To read the three-year plan in full, please click here.

Digital and data in Cheshire and Merseyside 

Earlier this year, HTN reported on the upcoming launch of a tender for a new telehealth platform in Cheshire and Merseyside, which would focus on procuring a flexible system capable of connecting with “more existing and future applications and hardware.

The ICB also published its Access Improvement Plan, which highlighted the role of digital and technology in improving access to healthcare, with “expected improvements” for patients including “less hurdles” and “clear information” when accessing services, set times for online consultations, a choice of appointment methods, and a better understanding of the apps and technologies in place for those choosing to use it.
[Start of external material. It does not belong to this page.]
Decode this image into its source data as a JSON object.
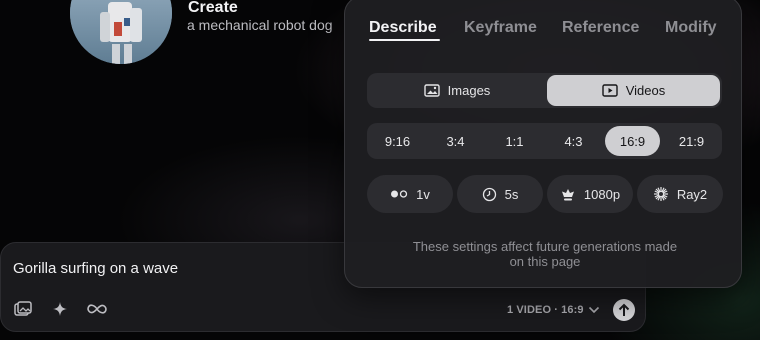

The role of data in setting strategy and operational goals

Elsewhere in the NHS, data is playing a role in the setting of strategy and operational goals, with NHSE highlighting the need for “robust and consistent data” for services such as virtual wards.

In South Yorkshire, the ICS’s data and insights strategy for 2024 – 2026 set out ambitions to build an intelligence-led system using data to improve health and wellbeing outcomes and experiences, with focus on evaluating care pathways, improving population understanding and tackling health inequalities.

A HTN Now panel discussion in August reflected on some of the challenges around bias in healthcare data, focusing-in on the importance of building a foundation from solid and reliable data, and how this can help to support innovation and the use of technologies such as AI in healthcare.